Seguramente te ha pasado que al salir de tu casa el sol está a todo lo que da y el calor es insoportable, sin embargo, dos horas después ya hace frío y las nubes anticipan una tormenta.
Sí, así es el clima de nuestra amada Ciudad de México, cambiante. Una hora calor y dos horas frío.
Desafortunadamente, estos cambios bruscos de temperatura provocan eso que tanto odiamos: el resfriado.
Como bien sabes, el resfriado genera picor de garganta, nariz congestionada y escurrimiento nasal, dolor de cabeza y muscular, cansancio y tos áspera.
De acuerdo con Mayo Clinic, lo primero que hay que hacer para intentar cortarlo de raíz es consumir durante las primeras 24 horas una pastilla de zinc o una cucharada de jarabe para la tos.

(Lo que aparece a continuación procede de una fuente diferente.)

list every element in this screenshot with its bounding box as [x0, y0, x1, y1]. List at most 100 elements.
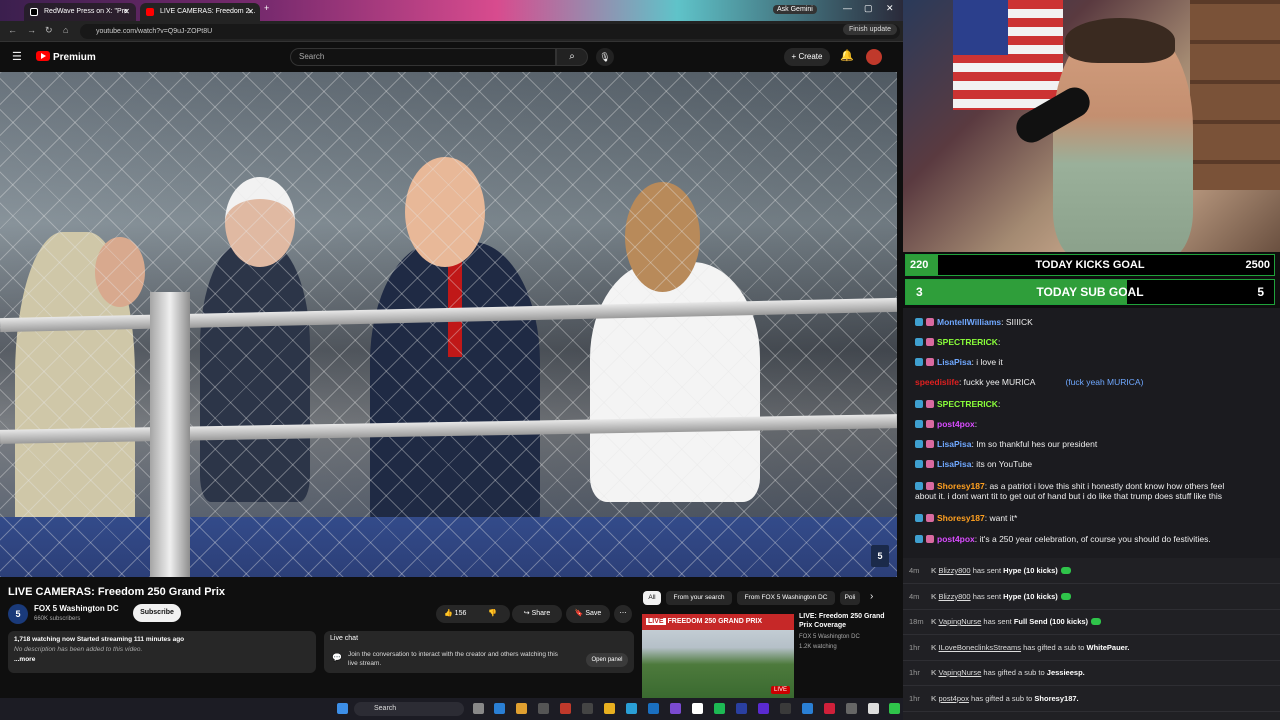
- chip-all[interactable]: All: [643, 591, 661, 605]
- windows-taskbar: Search: [0, 698, 903, 720]
- like-icon[interactable]: 👍: [444, 610, 453, 617]
- kick-icon[interactable]: [889, 703, 900, 714]
- description-box[interactable]: 1,718 watching now Started streaming 111…: [8, 631, 316, 673]
- kick-icon: K: [931, 693, 939, 703]
- chat-username[interactable]: post4pox: [937, 419, 975, 429]
- save-button[interactable]: 🔖 Save: [566, 605, 610, 623]
- chat-username[interactable]: Shoresy187: [937, 513, 985, 523]
- chip-from-channel[interactable]: From FOX 5 Washington DC: [737, 591, 835, 605]
- app-icon[interactable]: [780, 703, 791, 714]
- chat-username[interactable]: LisaPisa: [937, 357, 972, 367]
- event-user[interactable]: VapingNurse: [939, 617, 982, 626]
- video-player[interactable]: 5: [0, 72, 897, 577]
- chrome-icon[interactable]: [516, 703, 527, 714]
- event-user[interactable]: Blizzy800: [939, 592, 971, 601]
- subscriber-count: 660K subscribers: [34, 616, 81, 622]
- chat-username[interactable]: Shoresy187: [937, 481, 985, 491]
- app-icon[interactable]: [626, 703, 637, 714]
- goal-title: TODAY SUB GOAL: [1036, 285, 1144, 299]
- chat-username[interactable]: speedislife: [915, 377, 959, 387]
- new-tab-icon[interactable]: +: [264, 3, 269, 13]
- recommended-title[interactable]: LIVE: Freedom 250 Grand Prix Coverage: [799, 612, 889, 630]
- app-icon[interactable]: [582, 703, 593, 714]
- recommended-channel[interactable]: FOX 5 Washington DC: [799, 634, 860, 640]
- search-input[interactable]: Search: [290, 48, 556, 66]
- event-user[interactable]: VapingNurse: [939, 668, 982, 677]
- create-button[interactable]: + Create: [784, 48, 830, 66]
- app-icon[interactable]: [692, 703, 703, 714]
- app-icon[interactable]: [868, 703, 879, 714]
- back-icon[interactable]: ←: [8, 25, 17, 35]
- event-user[interactable]: ILoveBoneclinksStreams: [939, 643, 1022, 652]
- windows-start-icon[interactable]: [337, 703, 348, 714]
- youtube-logo[interactable]: Premium: [36, 51, 96, 63]
- spotify-icon[interactable]: [714, 703, 725, 714]
- minimize-icon[interactable]: —: [843, 3, 852, 13]
- close-window-icon[interactable]: ✕: [886, 3, 894, 14]
- recommended-thumbnail[interactable]: LIVE FREEDOM 250 GRAND PRIX LIVE: [642, 614, 794, 698]
- chip-from-search[interactable]: From your search: [666, 591, 732, 605]
- app-icon[interactable]: [846, 703, 857, 714]
- finish-update-button[interactable]: Finish update: [842, 24, 897, 35]
- search-icon[interactable]: ⌕: [556, 48, 588, 66]
- tab-label: RedWave Press on X: "Pre: [44, 8, 128, 15]
- app-icon[interactable]: [494, 703, 505, 714]
- more-actions-icon[interactable]: ⋯: [614, 605, 632, 623]
- edge-icon[interactable]: [648, 703, 659, 714]
- reload-icon[interactable]: ↻: [45, 25, 53, 36]
- close-icon[interactable]: ✕: [247, 3, 254, 21]
- chat-message: LisaPisa: i love it: [915, 357, 1003, 367]
- like-count[interactable]: 156: [455, 610, 467, 617]
- app-icon[interactable]: [736, 703, 747, 714]
- badge-icon: [926, 460, 934, 468]
- home-icon[interactable]: ⌂: [63, 25, 68, 35]
- chat-username[interactable]: post4pox: [937, 534, 975, 544]
- app-icon[interactable]: [538, 703, 549, 714]
- share-button[interactable]: ↪ Share: [512, 605, 562, 623]
- app-icon[interactable]: [824, 703, 835, 714]
- chevron-right-icon[interactable]: ›: [870, 591, 873, 602]
- dislike-icon[interactable]: 👎: [488, 605, 497, 623]
- event-user[interactable]: Blizzy800: [939, 566, 971, 575]
- open-panel-button[interactable]: Open panel: [586, 653, 628, 667]
- chat-username[interactable]: MontellWilliams: [937, 317, 1001, 327]
- share-label: Share: [531, 610, 551, 617]
- chat-username[interactable]: SPECTRERICK: [937, 399, 998, 409]
- chat-username[interactable]: SPECTRERICK: [937, 337, 998, 347]
- taskbar-search[interactable]: Search: [354, 702, 464, 716]
- folder-icon[interactable]: [604, 703, 615, 714]
- close-icon[interactable]: ✕: [123, 3, 130, 21]
- forward-icon[interactable]: →: [27, 25, 36, 35]
- menu-icon[interactable]: ☰: [12, 50, 22, 63]
- ask-gemini-button[interactable]: Ask Gemini: [773, 5, 817, 14]
- chat-username[interactable]: LisaPisa: [937, 459, 972, 469]
- chip-politics[interactable]: Poli: [840, 591, 860, 605]
- task-view-icon[interactable]: [473, 703, 484, 714]
- kick-icon: K: [931, 617, 939, 626]
- app-icon[interactable]: [802, 703, 813, 714]
- badge-icon: [915, 318, 923, 326]
- live-chat-message: Join the conversation to interact with t…: [348, 651, 558, 667]
- chat-text: : want it*: [984, 513, 1018, 523]
- event-user[interactable]: post4pox: [939, 694, 969, 703]
- app-icon[interactable]: [670, 703, 681, 714]
- badge-icon: [915, 400, 923, 408]
- address-bar-row: ← → ↻ ⌂ youtube.com/watch?v=Q9uJ-ZOPt8U …: [0, 21, 903, 42]
- url-field[interactable]: youtube.com/watch?v=Q9uJ-ZOPt8U: [80, 24, 900, 39]
- microphone-icon[interactable]: 🎙: [596, 48, 614, 66]
- chat-text: :: [997, 399, 1001, 409]
- maximize-icon[interactable]: ▢: [864, 3, 873, 14]
- tab-live-cameras[interactable]: LIVE CAMERAS: Freedom 2... ✕: [140, 3, 260, 21]
- channel-name[interactable]: FOX 5 Washington DC: [34, 604, 119, 613]
- bell-icon[interactable]: 🔔: [840, 49, 854, 62]
- chat-message: post4pox: it's a 250 year celebration, o…: [915, 534, 1211, 544]
- channel-avatar[interactable]: 5: [8, 604, 28, 624]
- chat-username[interactable]: LisaPisa: [937, 439, 972, 449]
- premiere-icon[interactable]: [758, 703, 769, 714]
- badge-icon: [926, 514, 934, 522]
- app-icon[interactable]: [560, 703, 571, 714]
- tab-redwave[interactable]: RedWave Press on X: "Pre ✕: [24, 3, 136, 21]
- more-link[interactable]: ...more: [14, 655, 310, 665]
- subscribe-button[interactable]: Subscribe: [133, 604, 181, 622]
- avatar[interactable]: [866, 49, 882, 65]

Sin embargo, si esto no funciona, aquí te daremos algunas opciones naturales que te serán de mucha ayuda:
1. TOMA UNA DUCHA DE AGUA CALIENTE
Esto te permitirá reducir la congestión nasal y aliviar los músculos adoloridos. Ésta solo debe de durar de 5 a 10 minutos.
2. TÉ DE SAUCO
Simplemente necesitas una cucharada de bayas de sauco por taza de agua; déjalas hervir por 5 minutos y otros 5 reposar. Consume tres tazas a lo largo del día.
3. JARABE DE CEBOLLA
En un recipiente de barro colocar una cebolla grande picada, dos vasos de vino blanco y dejar reposar por 24 horas; cola y añade un poco de miel y guardar en un frasco de vidrio.
Tomar medio vaso en ayunas, a media mañana, a la tarde y antes de dormir.
4. JENGIBRE
Reduce los dolores musculares y la congestión, para ello: rallar su raíz seca, añadir el zumo de medio limón y preparar un té de manzanilla.
5. INHALA VAPOR
Si quieres realizar un tratamiento rápido con vapor, puedes calentar una olla con agua destilada hasta casi el punto de ebullición y agregar a ésta unas hojas de eucalipto (las puedes conseguir en las tiendas naturistas).